PRESENTATO IL PRIMO FESTIVAL DELLA CULTURA PARALIMPICA

E’ stato presentato presso la sede Rai di Viale Mazzini il primo Festival della Cultura Paralimpica. Saranno quattro giorni, dal 20 al 23 novembre, di dibattiti, mostre, film, libri, storytelling, spettacoli, dedicati allo sport paralimpico e alla sua capacità di contagiare virtuosamente il costume e la società italiana. Uno sguardo a 360 gradi sul tema ‘sport e disabilità’ partendo dagli atleti e le loro storie, un’occasione per conoscere meglio i protagonisti di un movimento che ha saputo conquistare, negli anni, gli onori delle cronache e l’attenzione dell’opinione pubblica.

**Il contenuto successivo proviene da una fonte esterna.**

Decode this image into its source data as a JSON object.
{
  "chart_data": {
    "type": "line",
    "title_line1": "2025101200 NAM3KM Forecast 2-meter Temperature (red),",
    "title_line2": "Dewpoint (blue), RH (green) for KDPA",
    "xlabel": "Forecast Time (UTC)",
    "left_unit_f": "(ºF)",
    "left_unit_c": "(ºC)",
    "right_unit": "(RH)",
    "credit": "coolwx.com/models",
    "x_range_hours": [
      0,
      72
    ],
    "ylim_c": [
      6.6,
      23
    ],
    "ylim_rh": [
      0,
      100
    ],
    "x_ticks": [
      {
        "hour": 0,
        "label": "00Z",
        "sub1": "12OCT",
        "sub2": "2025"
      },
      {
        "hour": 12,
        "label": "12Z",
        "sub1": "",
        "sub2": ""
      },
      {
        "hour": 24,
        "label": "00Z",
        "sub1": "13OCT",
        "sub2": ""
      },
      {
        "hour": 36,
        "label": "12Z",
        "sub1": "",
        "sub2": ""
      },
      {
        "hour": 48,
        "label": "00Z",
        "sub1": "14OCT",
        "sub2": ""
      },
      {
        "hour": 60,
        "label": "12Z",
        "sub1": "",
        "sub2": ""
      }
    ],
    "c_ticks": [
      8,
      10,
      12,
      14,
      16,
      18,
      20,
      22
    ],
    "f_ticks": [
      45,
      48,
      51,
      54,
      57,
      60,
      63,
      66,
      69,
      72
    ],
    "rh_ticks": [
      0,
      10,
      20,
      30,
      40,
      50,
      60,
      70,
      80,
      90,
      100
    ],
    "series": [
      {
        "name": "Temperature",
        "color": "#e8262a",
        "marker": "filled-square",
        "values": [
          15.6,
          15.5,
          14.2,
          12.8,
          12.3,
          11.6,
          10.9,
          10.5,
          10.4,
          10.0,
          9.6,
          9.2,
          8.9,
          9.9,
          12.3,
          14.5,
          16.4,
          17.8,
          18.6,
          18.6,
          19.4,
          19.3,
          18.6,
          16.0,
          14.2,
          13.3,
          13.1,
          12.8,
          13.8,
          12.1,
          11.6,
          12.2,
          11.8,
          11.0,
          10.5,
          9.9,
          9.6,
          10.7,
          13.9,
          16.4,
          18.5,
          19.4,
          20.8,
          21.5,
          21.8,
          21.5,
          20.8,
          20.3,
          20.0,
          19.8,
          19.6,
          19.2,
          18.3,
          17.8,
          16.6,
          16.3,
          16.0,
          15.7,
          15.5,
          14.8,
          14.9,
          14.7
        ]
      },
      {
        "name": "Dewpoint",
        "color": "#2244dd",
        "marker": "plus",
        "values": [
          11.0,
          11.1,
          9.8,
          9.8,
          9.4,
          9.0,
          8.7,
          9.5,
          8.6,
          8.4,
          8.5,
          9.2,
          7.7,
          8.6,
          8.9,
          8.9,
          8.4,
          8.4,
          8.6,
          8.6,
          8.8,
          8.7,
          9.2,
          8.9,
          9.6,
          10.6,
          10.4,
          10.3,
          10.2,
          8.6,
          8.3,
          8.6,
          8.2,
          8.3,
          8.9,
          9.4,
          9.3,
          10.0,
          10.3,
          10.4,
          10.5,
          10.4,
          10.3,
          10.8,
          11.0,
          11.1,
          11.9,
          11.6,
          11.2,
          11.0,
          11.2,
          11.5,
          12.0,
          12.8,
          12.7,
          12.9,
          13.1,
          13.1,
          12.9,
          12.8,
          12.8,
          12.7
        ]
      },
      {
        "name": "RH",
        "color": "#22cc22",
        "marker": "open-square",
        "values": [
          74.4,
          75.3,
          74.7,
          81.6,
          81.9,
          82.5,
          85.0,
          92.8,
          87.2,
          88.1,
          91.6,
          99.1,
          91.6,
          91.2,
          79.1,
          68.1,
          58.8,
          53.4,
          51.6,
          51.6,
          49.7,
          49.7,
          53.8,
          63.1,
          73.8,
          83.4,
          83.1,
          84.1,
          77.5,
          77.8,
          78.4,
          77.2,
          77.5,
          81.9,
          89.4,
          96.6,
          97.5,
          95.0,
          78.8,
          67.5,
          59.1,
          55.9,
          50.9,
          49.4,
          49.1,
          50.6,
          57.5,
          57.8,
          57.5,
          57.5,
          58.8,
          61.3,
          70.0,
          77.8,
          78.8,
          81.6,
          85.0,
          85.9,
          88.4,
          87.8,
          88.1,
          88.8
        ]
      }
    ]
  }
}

A promuovere l’iniziativa è il Comitato Italiano Paralimpico, con il patrocinio della RAI e il sostegno e la collaborazione di INAIL, Ferrovie dello Stato Italiane, Grandi Stazioni Retail e il contributo di Mediobanca, ENI, Toyota, Fondazione Terzo Pilastro Internazionale.

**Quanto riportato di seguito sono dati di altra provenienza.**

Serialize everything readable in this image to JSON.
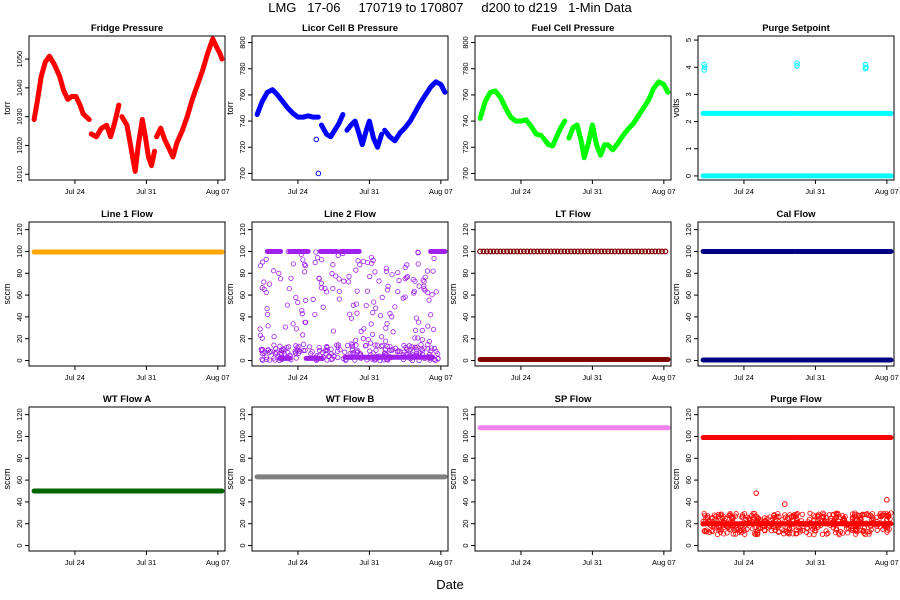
{
  "header": {
    "title": "LMG   17-06     170719 to 170807     d200 to d219   1-Min Data"
  },
  "footer": {
    "xlabel": "Date"
  },
  "chart_data": [
    {
      "type": "scatter",
      "title": "Fridge Pressure",
      "ylabel": "torr",
      "ylim": [
        1008,
        1058
      ],
      "yticks": [
        1010,
        1020,
        1030,
        1040,
        1050
      ],
      "xlim": [
        19.5,
        38.7
      ],
      "xticks": [
        {
          "v": 24,
          "label": "Jul 24"
        },
        {
          "v": 31,
          "label": "Jul 31"
        },
        {
          "v": 38,
          "label": "Aug 07"
        }
      ],
      "color": "#ff0000",
      "series": [
        {
          "x": [
            20.0,
            20.3,
            20.7,
            21.1,
            21.5,
            22.0,
            22.5,
            22.9,
            23.3,
            23.7,
            24.1,
            24.5,
            24.8,
            25.1,
            25.4
          ],
          "y": [
            1029,
            1035,
            1044,
            1049,
            1051,
            1048,
            1044,
            1039,
            1036,
            1037,
            1037,
            1034,
            1031,
            1030,
            1029
          ]
        },
        {
          "x": [
            25.6,
            26.1,
            26.6,
            27.1,
            27.5,
            27.9,
            28.3
          ],
          "y": [
            1024,
            1023,
            1026,
            1027,
            1023,
            1028,
            1034
          ]
        },
        {
          "x": [
            28.6,
            29.1,
            29.5,
            29.9,
            30.2,
            30.6,
            30.9,
            31.2,
            31.5,
            31.8
          ],
          "y": [
            1030,
            1027,
            1019,
            1011,
            1020,
            1029,
            1023,
            1016,
            1013,
            1018
          ]
        },
        {
          "x": [
            32.0,
            32.4,
            32.8,
            33.2,
            33.6,
            34.0,
            34.5,
            35.0,
            35.5,
            36.0,
            36.5,
            37.0,
            37.5,
            37.9,
            38.2,
            38.4
          ],
          "y": [
            1023,
            1026,
            1022,
            1019,
            1016,
            1021,
            1025,
            1030,
            1036,
            1041,
            1046,
            1052,
            1057,
            1054,
            1052,
            1050
          ]
        }
      ],
      "outliers": []
    },
    {
      "type": "scatter",
      "title": "Licor Cell B Pressure",
      "ylabel": "torr",
      "ylim": [
        695,
        805
      ],
      "yticks": [
        700,
        720,
        740,
        760,
        780,
        800
      ],
      "xlim": [
        19.5,
        38.7
      ],
      "xticks": [
        {
          "v": 24,
          "label": "Jul 24"
        },
        {
          "v": 31,
          "label": "Jul 31"
        },
        {
          "v": 38,
          "label": "Aug 07"
        }
      ],
      "color": "#0000ff",
      "series": [
        {
          "x": [
            20.0,
            20.5,
            21.0,
            21.5,
            22.0,
            22.5,
            23.0,
            23.5,
            24.0,
            24.5,
            25.0,
            25.5,
            26.0
          ],
          "y": [
            745,
            755,
            762,
            764,
            760,
            755,
            750,
            746,
            743,
            743,
            744,
            743,
            743
          ]
        },
        {
          "x": [
            26.3,
            26.8,
            27.2,
            27.6,
            28.0,
            28.4
          ],
          "y": [
            737,
            730,
            728,
            733,
            738,
            745
          ]
        },
        {
          "x": [
            28.8,
            29.2,
            29.6,
            30.0,
            30.3,
            30.7,
            31.0,
            31.4,
            31.8,
            32.2
          ],
          "y": [
            733,
            737,
            740,
            730,
            722,
            733,
            740,
            727,
            720,
            730
          ]
        },
        {
          "x": [
            32.5,
            33.0,
            33.5,
            34.0,
            34.5,
            35.0,
            35.5,
            36.0,
            36.5,
            37.0,
            37.5,
            38.0,
            38.4
          ],
          "y": [
            733,
            728,
            725,
            731,
            735,
            740,
            747,
            754,
            760,
            766,
            770,
            768,
            762
          ]
        }
      ],
      "outliers": [
        {
          "x": 25.8,
          "y": 726
        },
        {
          "x": 26.0,
          "y": 700
        }
      ]
    },
    {
      "type": "scatter",
      "title": "Fuel Cell Pressure",
      "ylabel": "",
      "ylim": [
        695,
        805
      ],
      "yticks": [
        700,
        720,
        740,
        760,
        780,
        800
      ],
      "xlim": [
        19.5,
        38.7
      ],
      "xticks": [
        {
          "v": 24,
          "label": "Jul 24"
        },
        {
          "v": 31,
          "label": "Jul 31"
        },
        {
          "v": 38,
          "label": "Aug 07"
        }
      ],
      "color": "#00ff00",
      "series": [
        {
          "x": [
            20.0,
            20.5,
            21.0,
            21.5,
            22.0,
            22.5,
            23.0,
            23.5,
            24.0,
            24.5,
            25.0,
            25.5,
            26.0
          ],
          "y": [
            742,
            755,
            762,
            763,
            758,
            750,
            743,
            740,
            740,
            741,
            736,
            730,
            729
          ]
        },
        {
          "x": [
            26.2,
            26.7,
            27.1,
            27.5,
            27.9,
            28.3
          ],
          "y": [
            727,
            722,
            721,
            728,
            735,
            740
          ]
        },
        {
          "x": [
            28.7,
            29.1,
            29.5,
            29.9,
            30.2,
            30.6,
            31.0,
            31.4,
            31.8,
            32.2
          ],
          "y": [
            727,
            735,
            737,
            725,
            712,
            723,
            737,
            722,
            714,
            722
          ]
        },
        {
          "x": [
            32.5,
            33.0,
            33.5,
            34.0,
            34.5,
            35.0,
            35.5,
            36.0,
            36.5,
            37.0,
            37.5,
            38.0,
            38.4
          ],
          "y": [
            722,
            718,
            723,
            729,
            734,
            738,
            744,
            750,
            756,
            765,
            770,
            768,
            762
          ]
        }
      ],
      "outliers": []
    },
    {
      "type": "scatter",
      "title": "Purge Setpoint",
      "ylabel": "volts",
      "ylim": [
        -0.15,
        5.15
      ],
      "yticks": [
        0,
        1,
        2,
        3,
        4,
        5
      ],
      "xlim": [
        19.5,
        38.7
      ],
      "xticks": [
        {
          "v": 24,
          "label": "Jul 24"
        },
        {
          "v": 31,
          "label": "Jul 31"
        },
        {
          "v": 38,
          "label": "Aug 07"
        }
      ],
      "color": "#00ffff",
      "series": [
        {
          "x": [
            20.0,
            28.9
          ],
          "y": [
            2.3,
            2.3
          ]
        },
        {
          "x": [
            29.1,
            38.4
          ],
          "y": [
            2.3,
            2.3
          ]
        },
        {
          "x": [
            20.0,
            38.4
          ],
          "y": [
            0.0,
            0.0
          ]
        }
      ],
      "outliers": [
        {
          "x": 20.1,
          "y": 4.1
        },
        {
          "x": 20.1,
          "y": 3.9
        },
        {
          "x": 20.15,
          "y": 4.0
        },
        {
          "x": 29.2,
          "y": 4.15
        },
        {
          "x": 29.2,
          "y": 4.05
        },
        {
          "x": 35.9,
          "y": 4.1
        },
        {
          "x": 35.9,
          "y": 3.95
        },
        {
          "x": 35.95,
          "y": 4.0
        }
      ]
    },
    {
      "type": "scatter",
      "title": "Line 1 Flow",
      "ylabel": "sccm",
      "ylim": [
        -5,
        127
      ],
      "yticks": [
        0,
        20,
        40,
        60,
        80,
        100,
        120
      ],
      "xlim": [
        19.5,
        38.7
      ],
      "xticks": [
        {
          "v": 24,
          "label": "Jul 24"
        },
        {
          "v": 31,
          "label": "Jul 31"
        },
        {
          "v": 38,
          "label": "Aug 07"
        }
      ],
      "color": "#ffa500",
      "series": [
        {
          "x": [
            20.0,
            38.4
          ],
          "y": [
            99.5,
            99.5
          ]
        }
      ],
      "outliers": []
    },
    {
      "type": "scatter",
      "title": "Line 2 Flow",
      "ylabel": "sccm",
      "ylim": [
        -5,
        127
      ],
      "yticks": [
        0,
        20,
        40,
        60,
        80,
        100,
        120
      ],
      "xlim": [
        19.5,
        38.7
      ],
      "xticks": [
        {
          "v": 24,
          "label": "Jul 24"
        },
        {
          "v": 31,
          "label": "Jul 31"
        },
        {
          "v": 38,
          "label": "Aug 07"
        }
      ],
      "color": "#a020f0",
      "series": [
        {
          "x": [
            21.0,
            22.3
          ],
          "y": [
            100,
            100
          ]
        },
        {
          "x": [
            23.2,
            25.0
          ],
          "y": [
            100,
            100
          ]
        },
        {
          "x": [
            26.2,
            27.8
          ],
          "y": [
            100,
            100
          ]
        },
        {
          "x": [
            28.2,
            30.0
          ],
          "y": [
            100,
            100
          ]
        },
        {
          "x": [
            37.0,
            38.4
          ],
          "y": [
            100,
            100
          ]
        },
        {
          "x": [
            22.2,
            23.2
          ],
          "y": [
            2,
            2
          ]
        },
        {
          "x": [
            24.8,
            26.3
          ],
          "y": [
            2,
            2
          ]
        },
        {
          "x": [
            28.6,
            37.2
          ],
          "y": [
            3,
            3
          ]
        }
      ],
      "scatter": [
        {
          "x": [
            20.3,
            37.8
          ],
          "y": [
            0,
            100
          ]
        }
      ],
      "outliers": []
    },
    {
      "type": "scatter",
      "title": "LT Flow",
      "ylabel": "sccm",
      "ylim": [
        -5,
        127
      ],
      "yticks": [
        0,
        20,
        40,
        60,
        80,
        100,
        120
      ],
      "xlim": [
        19.5,
        38.7
      ],
      "xticks": [
        {
          "v": 24,
          "label": "Jul 24"
        },
        {
          "v": 31,
          "label": "Jul 31"
        },
        {
          "v": 38,
          "label": "Aug 07"
        }
      ],
      "color": "#800000",
      "series": [
        {
          "x": [
            20.0,
            38.4
          ],
          "y": [
            1,
            1
          ]
        }
      ],
      "dotted": [
        {
          "x": [
            20.0,
            38.4
          ],
          "y": [
            100,
            100
          ],
          "step": 0.33
        }
      ],
      "outliers": []
    },
    {
      "type": "scatter",
      "title": "Cal Flow",
      "ylabel": "sccm",
      "ylim": [
        -5,
        127
      ],
      "yticks": [
        0,
        20,
        40,
        60,
        80,
        100,
        120
      ],
      "xlim": [
        19.5,
        38.7
      ],
      "xticks": [
        {
          "v": 24,
          "label": "Jul 24"
        },
        {
          "v": 31,
          "label": "Jul 31"
        },
        {
          "v": 38,
          "label": "Aug 07"
        }
      ],
      "color": "#000080",
      "series": [
        {
          "x": [
            20.0,
            28.9
          ],
          "y": [
            100,
            100
          ]
        },
        {
          "x": [
            29.1,
            38.4
          ],
          "y": [
            100,
            100
          ]
        },
        {
          "x": [
            20.0,
            38.4
          ],
          "y": [
            0.5,
            0.5
          ]
        }
      ],
      "outliers": []
    },
    {
      "type": "scatter",
      "title": "WT Flow A",
      "ylabel": "sccm",
      "ylim": [
        -5,
        127
      ],
      "yticks": [
        0,
        20,
        40,
        60,
        80,
        100,
        120
      ],
      "xlim": [
        19.5,
        38.7
      ],
      "xticks": [
        {
          "v": 24,
          "label": "Jul 24"
        },
        {
          "v": 31,
          "label": "Jul 31"
        },
        {
          "v": 38,
          "label": "Aug 07"
        }
      ],
      "color": "#006400",
      "series": [
        {
          "x": [
            20.0,
            38.4
          ],
          "y": [
            50,
            50
          ]
        }
      ],
      "outliers": []
    },
    {
      "type": "scatter",
      "title": "WT Flow B",
      "ylabel": "sccm",
      "ylim": [
        -5,
        127
      ],
      "yticks": [
        0,
        20,
        40,
        60,
        80,
        100,
        120
      ],
      "xlim": [
        19.5,
        38.7
      ],
      "xticks": [
        {
          "v": 24,
          "label": "Jul 24"
        },
        {
          "v": 31,
          "label": "Jul 31"
        },
        {
          "v": 38,
          "label": "Aug 07"
        }
      ],
      "color": "#808080",
      "series": [
        {
          "x": [
            20.0,
            38.4
          ],
          "y": [
            63,
            63
          ]
        }
      ],
      "outliers": []
    },
    {
      "type": "scatter",
      "title": "SP Flow",
      "ylabel": "sccm",
      "ylim": [
        -5,
        127
      ],
      "yticks": [
        0,
        20,
        40,
        60,
        80,
        100,
        120
      ],
      "xlim": [
        19.5,
        38.7
      ],
      "xticks": [
        {
          "v": 24,
          "label": "Jul 24"
        },
        {
          "v": 31,
          "label": "Jul 31"
        },
        {
          "v": 38,
          "label": "Aug 07"
        }
      ],
      "color": "#ee82ee",
      "series": [
        {
          "x": [
            20.0,
            38.4
          ],
          "y": [
            108,
            108
          ]
        }
      ],
      "outliers": []
    },
    {
      "type": "scatter",
      "title": "Purge Flow",
      "ylabel": "sccm",
      "ylim": [
        -5,
        127
      ],
      "yticks": [
        0,
        20,
        40,
        60,
        80,
        100,
        120
      ],
      "xlim": [
        19.5,
        38.7
      ],
      "xticks": [
        {
          "v": 24,
          "label": "Jul 24"
        },
        {
          "v": 31,
          "label": "Jul 31"
        },
        {
          "v": 38,
          "label": "Aug 07"
        }
      ],
      "color": "#ff0000",
      "series": [
        {
          "x": [
            20.0,
            28.9
          ],
          "y": [
            99,
            99
          ]
        },
        {
          "x": [
            29.1,
            38.4
          ],
          "y": [
            99,
            99
          ]
        },
        {
          "x": [
            20.0,
            38.4
          ],
          "y": [
            20,
            20
          ]
        }
      ],
      "band": {
        "x": [
          20.0,
          38.4
        ],
        "y": [
          10,
          30
        ]
      },
      "outliers": [
        {
          "x": 25.2,
          "y": 48
        },
        {
          "x": 28.0,
          "y": 38
        },
        {
          "x": 38.0,
          "y": 42
        }
      ]
    }
  ]
}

L’evento si terrà alla stazione Tiburtina di Roma, luogo crocevia di tante storie di vita e metafora di un movimento in cammino verso nuove e affascinanti sfide. Non a caso il payoff scelto è ‘Disabilità in movimento’.
La presentazione del Festival è stata l’occasione per il nuovo Amministratore delegato, Fabrizio Salini, alla sua prima uscita  pubblica , di sottolineare l’importanza di una partnership, quella tra la Rai ed il Comitato Paralimpico, che va ben oltre il contratto di servizio, e che ha portato la Rai, dalle Paralimpiadi invernali di Vancouver 2010 ad oggi, ad utilizzare lo stesso identico modello produttivo nel racconto di Olimpiadi e Paralimpiadi: “Sono convinto  – ha dichiarato Salini – che una della funzioni più tipiche del servizio pubblico sia promuovere la coesione sociale; se dobbiamo concorrere ad evitare che le differenze diventino disuguaglianze, se dobbiamo saper raccontare la ricchezza delle diversità, allora il test dello sport paralimpico è per noi un test decisivo. Adottare per le Paralimpiadi lo stesso modello produttivo delle Olimpiadi, dispiegare le stesse forze, assicurare le stesse ore di trasmissione è il modo in cui il servizio pubblico ha ormai interiorizzato il concetto di pari dignità: se i diritti sono gli stessi, se gli atleti paralimpici meritano la stessa considerazione, questo si deve vedere anche dal palinsesto, dallo spazio assegnato da reti e testate. Le immagini degli atleti – ha continuato – con la loro forza emotiva, possono cambiare il sentire diffuso di un Paese, possono farci fare, tutti insieme, un passo avanti sulla strada dell’inclusione e del rispetto dei diritti. E possono essere anche un potentissimo stimolo per chi, disabile, trova nello sport una motivazione forte di reazione e di inserimento sociale”.
La Rai presenterà nella giornata inaugurale, il 20 novembre alle ore 17, un documentario, a cura della Direzione CREII, sulla storia del movimento italiano paralimpico con immagini e interviste inedite, uno dei tanti contributi offerti dal Servizio Pubblico al Festival: “Chi rappresenta lo sport paralimpico  – ha concluso Salini – deve sentire, io credo, la Rai come casa sua, ben oltre il protocollo d’intesa che con cadenza triennale regola i nostri rapporti e che cerchiamo di onorare al meglio. Come faremo anche nei giorni del Festival, al quale la Rai fornisce non solo il patrocinio ma un cospicuo apporto di uomini e donne. Orgogliosi di un rapporto che sulle maglie degli atleti paralimpici trova la sua espressione migliore: il logo Rai con il quale gareggiano è per l’azienda di servizio pubblico una delle promozioni più belle.”